By Friederike Uebel
As the creator of this artwork, I aimed to juxtapose the harsh reality of industrial agriculture with the gentler, sustainable practices of traditional farming. This piece serves as a stark reminder of the impact our choices have on biodiversity and the environment.
The centrepiece of the image is a museum exhibit, displaying various animals we still have today, but eerily labelled as extinct a century from now. The red deer, a species not currently critically endangered, is prominently featured. Its presence highlights the looming threat that industrial agriculture poses to flora and fauna. The exhibit is a forewarning, a projection of what might come if we continue on our current path.
Through the museum windows, the scene outside is twofold. On one side, a tractor sprays pesticides over a field under ominous grey clouds, symbolizing the destructive consequences of industrial farming. The pesticides, drifting like a toxic shroud, are a direct contributor to biodiversity loss and environmental degradation.
Contrasting this, the other side of the window shows people working the land with traditional methods. This ‘Window of Opportunity’ represents the potential for positive change. It suggests that by adopting sustainable practices, we can alter the trajectory of our future on Earth.

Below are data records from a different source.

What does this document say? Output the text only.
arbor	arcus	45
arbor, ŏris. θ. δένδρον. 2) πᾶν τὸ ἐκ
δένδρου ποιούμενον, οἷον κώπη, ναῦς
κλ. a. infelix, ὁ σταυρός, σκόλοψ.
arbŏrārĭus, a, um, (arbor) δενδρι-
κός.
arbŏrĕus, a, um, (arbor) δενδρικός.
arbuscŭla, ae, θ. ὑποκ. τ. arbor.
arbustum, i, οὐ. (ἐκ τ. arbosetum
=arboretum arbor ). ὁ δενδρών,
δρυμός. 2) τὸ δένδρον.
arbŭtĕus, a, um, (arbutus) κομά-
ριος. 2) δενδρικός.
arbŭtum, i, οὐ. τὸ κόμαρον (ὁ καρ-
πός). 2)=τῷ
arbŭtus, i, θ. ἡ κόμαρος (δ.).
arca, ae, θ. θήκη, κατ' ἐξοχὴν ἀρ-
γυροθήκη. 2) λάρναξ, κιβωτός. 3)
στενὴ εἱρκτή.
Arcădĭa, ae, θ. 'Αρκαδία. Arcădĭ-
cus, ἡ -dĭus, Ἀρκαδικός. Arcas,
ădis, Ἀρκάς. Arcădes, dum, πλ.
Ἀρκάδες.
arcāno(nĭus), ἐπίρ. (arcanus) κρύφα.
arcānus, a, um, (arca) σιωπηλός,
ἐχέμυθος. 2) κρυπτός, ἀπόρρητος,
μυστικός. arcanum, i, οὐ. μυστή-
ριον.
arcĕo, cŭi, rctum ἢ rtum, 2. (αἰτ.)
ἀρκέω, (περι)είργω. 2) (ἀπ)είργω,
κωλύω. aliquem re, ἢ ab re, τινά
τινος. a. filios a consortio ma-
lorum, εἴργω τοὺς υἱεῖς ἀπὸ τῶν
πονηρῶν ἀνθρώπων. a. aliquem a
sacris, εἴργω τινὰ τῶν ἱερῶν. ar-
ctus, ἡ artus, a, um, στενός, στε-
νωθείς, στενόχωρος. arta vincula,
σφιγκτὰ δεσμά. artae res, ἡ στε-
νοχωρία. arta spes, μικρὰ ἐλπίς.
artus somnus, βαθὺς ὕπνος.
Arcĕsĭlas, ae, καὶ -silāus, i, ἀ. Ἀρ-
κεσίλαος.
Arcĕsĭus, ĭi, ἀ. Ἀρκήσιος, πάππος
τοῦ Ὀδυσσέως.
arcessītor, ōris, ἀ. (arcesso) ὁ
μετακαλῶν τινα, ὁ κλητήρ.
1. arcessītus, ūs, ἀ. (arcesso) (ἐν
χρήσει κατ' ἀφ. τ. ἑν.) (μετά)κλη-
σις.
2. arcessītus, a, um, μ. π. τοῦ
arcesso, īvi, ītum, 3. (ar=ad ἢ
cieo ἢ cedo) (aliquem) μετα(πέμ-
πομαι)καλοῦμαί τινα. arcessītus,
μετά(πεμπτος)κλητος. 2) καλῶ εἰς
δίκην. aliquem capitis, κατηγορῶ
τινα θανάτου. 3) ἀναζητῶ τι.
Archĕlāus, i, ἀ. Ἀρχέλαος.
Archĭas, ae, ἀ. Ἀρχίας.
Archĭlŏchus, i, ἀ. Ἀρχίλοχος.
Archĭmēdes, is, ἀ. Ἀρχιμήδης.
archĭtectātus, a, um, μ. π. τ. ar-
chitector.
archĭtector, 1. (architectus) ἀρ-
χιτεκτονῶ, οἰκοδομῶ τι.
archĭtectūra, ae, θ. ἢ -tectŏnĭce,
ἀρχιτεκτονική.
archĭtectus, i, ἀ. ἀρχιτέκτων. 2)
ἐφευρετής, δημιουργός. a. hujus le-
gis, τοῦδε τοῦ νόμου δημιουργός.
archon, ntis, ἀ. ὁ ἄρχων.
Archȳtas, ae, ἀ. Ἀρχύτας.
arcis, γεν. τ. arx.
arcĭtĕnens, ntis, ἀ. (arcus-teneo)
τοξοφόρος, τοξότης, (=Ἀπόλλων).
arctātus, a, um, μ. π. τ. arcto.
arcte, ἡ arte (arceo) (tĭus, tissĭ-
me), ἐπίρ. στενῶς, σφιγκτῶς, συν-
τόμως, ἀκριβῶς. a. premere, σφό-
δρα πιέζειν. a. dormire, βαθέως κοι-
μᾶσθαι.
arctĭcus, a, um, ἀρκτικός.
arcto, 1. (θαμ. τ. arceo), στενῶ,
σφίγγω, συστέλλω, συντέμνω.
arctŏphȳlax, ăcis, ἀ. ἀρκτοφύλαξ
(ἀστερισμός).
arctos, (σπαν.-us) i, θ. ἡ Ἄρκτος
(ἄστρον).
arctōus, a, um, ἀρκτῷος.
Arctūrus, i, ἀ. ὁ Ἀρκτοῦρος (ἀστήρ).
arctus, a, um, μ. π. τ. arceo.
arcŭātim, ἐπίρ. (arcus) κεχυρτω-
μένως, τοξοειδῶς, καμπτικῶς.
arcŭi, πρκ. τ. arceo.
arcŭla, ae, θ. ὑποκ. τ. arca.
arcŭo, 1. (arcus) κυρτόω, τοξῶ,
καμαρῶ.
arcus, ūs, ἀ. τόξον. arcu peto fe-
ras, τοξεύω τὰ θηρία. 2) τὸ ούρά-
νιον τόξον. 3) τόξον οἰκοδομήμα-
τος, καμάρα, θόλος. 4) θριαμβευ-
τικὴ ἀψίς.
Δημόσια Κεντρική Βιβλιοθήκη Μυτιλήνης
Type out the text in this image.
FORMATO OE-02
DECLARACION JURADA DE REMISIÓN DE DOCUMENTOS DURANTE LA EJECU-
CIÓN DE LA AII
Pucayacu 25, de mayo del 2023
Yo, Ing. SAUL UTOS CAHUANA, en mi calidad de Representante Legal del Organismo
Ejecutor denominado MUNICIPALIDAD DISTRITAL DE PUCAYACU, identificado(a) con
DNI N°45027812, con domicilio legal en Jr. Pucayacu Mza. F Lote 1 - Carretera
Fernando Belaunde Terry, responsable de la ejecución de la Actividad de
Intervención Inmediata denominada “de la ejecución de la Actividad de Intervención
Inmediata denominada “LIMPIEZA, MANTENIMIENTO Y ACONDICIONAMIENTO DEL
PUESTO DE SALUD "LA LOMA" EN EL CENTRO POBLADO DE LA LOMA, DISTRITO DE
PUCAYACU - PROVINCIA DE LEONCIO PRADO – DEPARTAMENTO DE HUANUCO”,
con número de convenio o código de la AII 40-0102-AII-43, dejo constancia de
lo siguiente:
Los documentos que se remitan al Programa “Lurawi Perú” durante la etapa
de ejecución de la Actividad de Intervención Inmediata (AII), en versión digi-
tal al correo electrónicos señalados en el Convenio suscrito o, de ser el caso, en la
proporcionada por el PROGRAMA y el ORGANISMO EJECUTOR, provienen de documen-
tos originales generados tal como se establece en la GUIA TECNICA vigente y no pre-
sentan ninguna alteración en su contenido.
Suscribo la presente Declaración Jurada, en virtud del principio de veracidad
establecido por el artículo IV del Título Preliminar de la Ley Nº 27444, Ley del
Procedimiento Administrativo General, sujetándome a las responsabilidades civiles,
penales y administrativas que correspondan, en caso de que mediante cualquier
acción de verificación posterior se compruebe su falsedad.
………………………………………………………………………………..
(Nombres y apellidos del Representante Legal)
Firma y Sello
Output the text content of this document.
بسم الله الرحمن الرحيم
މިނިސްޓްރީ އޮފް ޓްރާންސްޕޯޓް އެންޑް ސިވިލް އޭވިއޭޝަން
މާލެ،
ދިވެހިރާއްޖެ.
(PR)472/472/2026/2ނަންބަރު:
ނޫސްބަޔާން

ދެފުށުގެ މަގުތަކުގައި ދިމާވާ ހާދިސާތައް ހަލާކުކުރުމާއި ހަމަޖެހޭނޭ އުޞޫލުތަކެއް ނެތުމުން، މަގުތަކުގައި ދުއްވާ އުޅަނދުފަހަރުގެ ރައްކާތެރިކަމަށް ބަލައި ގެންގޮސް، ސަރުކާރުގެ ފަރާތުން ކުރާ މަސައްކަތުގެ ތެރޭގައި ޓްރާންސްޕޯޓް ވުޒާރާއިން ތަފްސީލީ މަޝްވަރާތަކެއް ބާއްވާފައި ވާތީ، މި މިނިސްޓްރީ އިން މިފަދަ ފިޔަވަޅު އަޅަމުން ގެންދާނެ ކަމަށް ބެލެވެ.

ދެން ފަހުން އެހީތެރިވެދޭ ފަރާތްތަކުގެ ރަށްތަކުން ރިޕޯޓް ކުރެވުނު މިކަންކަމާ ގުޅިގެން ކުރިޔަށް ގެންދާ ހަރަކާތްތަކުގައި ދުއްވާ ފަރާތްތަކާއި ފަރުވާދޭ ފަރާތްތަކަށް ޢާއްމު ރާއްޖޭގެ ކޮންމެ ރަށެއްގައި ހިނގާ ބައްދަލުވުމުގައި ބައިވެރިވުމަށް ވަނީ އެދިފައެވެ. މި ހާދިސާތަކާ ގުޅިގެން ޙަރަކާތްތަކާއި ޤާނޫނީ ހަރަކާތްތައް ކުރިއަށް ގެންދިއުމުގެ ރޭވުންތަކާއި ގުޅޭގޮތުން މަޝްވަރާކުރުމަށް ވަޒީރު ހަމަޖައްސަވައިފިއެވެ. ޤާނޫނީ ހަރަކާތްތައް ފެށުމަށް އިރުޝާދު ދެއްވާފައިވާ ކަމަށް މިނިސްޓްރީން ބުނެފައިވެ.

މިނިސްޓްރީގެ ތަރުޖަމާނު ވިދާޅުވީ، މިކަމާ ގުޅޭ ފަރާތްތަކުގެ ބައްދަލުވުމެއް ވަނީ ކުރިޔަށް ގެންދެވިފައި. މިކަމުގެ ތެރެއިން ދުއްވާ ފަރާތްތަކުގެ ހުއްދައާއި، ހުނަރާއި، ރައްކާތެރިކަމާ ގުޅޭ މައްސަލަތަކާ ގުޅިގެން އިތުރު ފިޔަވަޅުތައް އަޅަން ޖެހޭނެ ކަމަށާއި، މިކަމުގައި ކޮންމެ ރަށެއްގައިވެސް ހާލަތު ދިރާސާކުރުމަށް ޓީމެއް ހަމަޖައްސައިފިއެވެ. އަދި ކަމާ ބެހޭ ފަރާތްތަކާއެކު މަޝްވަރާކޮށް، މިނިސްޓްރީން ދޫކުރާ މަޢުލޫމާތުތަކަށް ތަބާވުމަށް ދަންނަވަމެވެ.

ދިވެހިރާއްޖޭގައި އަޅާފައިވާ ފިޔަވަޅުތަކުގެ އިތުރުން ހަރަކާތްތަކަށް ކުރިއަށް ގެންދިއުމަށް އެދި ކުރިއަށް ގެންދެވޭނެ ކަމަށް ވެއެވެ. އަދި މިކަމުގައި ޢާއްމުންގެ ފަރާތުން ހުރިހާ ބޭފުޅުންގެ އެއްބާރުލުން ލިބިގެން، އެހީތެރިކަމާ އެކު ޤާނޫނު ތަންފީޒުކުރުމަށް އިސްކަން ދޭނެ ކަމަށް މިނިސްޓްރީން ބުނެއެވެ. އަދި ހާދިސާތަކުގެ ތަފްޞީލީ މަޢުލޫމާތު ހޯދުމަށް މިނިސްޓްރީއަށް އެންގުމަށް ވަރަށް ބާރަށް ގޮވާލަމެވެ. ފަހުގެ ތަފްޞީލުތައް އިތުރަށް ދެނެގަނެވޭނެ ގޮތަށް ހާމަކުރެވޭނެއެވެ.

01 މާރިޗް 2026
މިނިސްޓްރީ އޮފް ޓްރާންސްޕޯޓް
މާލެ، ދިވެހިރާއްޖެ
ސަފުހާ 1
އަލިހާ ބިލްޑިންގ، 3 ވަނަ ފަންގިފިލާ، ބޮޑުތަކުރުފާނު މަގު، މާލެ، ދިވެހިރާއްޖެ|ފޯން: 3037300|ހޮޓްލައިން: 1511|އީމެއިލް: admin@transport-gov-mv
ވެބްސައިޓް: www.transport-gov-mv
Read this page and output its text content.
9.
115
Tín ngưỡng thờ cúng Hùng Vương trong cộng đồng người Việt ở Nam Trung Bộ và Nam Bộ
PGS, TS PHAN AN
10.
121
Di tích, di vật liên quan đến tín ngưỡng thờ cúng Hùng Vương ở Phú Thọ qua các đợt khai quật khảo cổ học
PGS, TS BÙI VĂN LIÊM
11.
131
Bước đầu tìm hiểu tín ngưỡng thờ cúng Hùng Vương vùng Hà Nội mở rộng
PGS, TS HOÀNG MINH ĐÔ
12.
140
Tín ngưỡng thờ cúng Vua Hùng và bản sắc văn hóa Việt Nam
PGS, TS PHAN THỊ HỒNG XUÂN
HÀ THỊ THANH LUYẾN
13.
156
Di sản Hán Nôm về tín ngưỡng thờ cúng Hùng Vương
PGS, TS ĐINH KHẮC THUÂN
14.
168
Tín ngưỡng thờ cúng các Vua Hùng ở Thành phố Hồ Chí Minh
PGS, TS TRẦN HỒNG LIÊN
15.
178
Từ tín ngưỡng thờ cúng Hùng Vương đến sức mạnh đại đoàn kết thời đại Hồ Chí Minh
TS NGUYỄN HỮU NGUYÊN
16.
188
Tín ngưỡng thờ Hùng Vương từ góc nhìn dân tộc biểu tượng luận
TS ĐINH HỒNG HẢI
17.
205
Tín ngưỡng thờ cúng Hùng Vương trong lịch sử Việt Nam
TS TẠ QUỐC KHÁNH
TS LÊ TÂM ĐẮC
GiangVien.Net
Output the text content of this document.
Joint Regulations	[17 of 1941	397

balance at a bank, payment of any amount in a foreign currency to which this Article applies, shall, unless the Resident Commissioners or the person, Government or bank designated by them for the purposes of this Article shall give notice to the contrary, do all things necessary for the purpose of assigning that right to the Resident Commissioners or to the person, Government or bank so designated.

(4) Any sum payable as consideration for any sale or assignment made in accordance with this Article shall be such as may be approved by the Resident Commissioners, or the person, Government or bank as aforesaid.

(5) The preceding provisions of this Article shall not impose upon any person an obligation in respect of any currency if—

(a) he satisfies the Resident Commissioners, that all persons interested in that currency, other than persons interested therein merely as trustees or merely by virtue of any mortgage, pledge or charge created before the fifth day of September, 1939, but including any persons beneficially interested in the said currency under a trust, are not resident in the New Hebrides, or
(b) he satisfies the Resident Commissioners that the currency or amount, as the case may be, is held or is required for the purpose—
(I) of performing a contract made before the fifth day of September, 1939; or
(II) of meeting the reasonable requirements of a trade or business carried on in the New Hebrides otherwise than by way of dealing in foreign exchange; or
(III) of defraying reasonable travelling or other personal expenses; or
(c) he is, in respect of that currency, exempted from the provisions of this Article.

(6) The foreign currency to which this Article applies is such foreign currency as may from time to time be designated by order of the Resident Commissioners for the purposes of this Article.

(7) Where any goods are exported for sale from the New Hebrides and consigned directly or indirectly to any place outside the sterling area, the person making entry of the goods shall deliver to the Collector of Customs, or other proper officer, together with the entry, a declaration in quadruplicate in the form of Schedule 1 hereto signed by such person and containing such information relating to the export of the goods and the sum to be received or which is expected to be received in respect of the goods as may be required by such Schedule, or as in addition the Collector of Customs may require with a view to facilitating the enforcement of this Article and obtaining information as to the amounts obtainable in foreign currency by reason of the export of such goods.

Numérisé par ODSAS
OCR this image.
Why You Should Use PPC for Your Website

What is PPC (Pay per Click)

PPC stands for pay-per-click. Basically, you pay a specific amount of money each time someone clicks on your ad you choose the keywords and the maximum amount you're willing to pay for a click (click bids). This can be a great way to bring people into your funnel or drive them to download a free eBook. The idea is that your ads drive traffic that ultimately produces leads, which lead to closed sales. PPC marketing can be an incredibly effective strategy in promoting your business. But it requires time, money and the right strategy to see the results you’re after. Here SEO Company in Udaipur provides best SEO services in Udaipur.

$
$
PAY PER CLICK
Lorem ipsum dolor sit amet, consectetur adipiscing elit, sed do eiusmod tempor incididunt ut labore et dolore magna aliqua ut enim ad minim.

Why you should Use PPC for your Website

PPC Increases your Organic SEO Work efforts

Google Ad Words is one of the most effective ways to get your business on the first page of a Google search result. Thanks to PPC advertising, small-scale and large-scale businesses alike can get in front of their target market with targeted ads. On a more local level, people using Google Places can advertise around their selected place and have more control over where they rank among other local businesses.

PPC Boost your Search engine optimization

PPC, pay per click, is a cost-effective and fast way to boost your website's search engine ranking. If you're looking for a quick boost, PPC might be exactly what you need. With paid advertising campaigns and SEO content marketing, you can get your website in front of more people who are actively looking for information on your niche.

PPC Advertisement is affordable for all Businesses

Through this artwork, I strive to evoke a sense of urgency and contemplation, encouraging viewers to reflect on the paths we tread and the legacy we wish to leave behind. It is both a warning and a beacon of hope, reminding us that the future of our planet rests in our hands.
Friederike is an artist, educator and visual storyteller. Her ‘Window of Opportunity’ artwork was created as part of an OU Open Societal Challenges funded project:
Tree Connections: Decarbonisation and Sustainable Food through the Arts (open.ac.uk)
The project investigated how the arts and artistic activities can help both secular and faith-based organisations communities reflect on issues connected with sustainable food.
Browse more links about Eco Art at The Open University:
Arts & Environment Blog Posts – The Open College of the Arts
Art and attitudes to the climate crisis | The Open University
Student work – Art & Ecology – The Open College of the Arts
Dr Maria Nita, who worked with the artist, adds:
Influential philosophers like Kant, Nietzsche and Wittgenstein talked about the role of art in making us better humans. For Kant, imagination was a bridge between rationality and judgement—a unique mode of aesthetic, reflective and moral cognition. Contemporary voices still debate whether art can improve us. Can art exert some form of moral influence on us? Can art develop our moral imagination so that we can ‘revalue’ the world and our experience? Can we ‘a re-imagine’ our relationships with other species through an artistic engagement with the climate crisis? In a lecture given in 1972 the Norwegian philosopher Arne Naess famously called for such a ‘re-imagining’ as he first distinguished between ‘shallow’ and ‘deep ecology’. Deep Ecology was concerned with fundamental questions about how humans needed to interact with and relate to everything around them. Friederike Uebel’s art is boldly calling us to a deep re-imagining of our ecological future.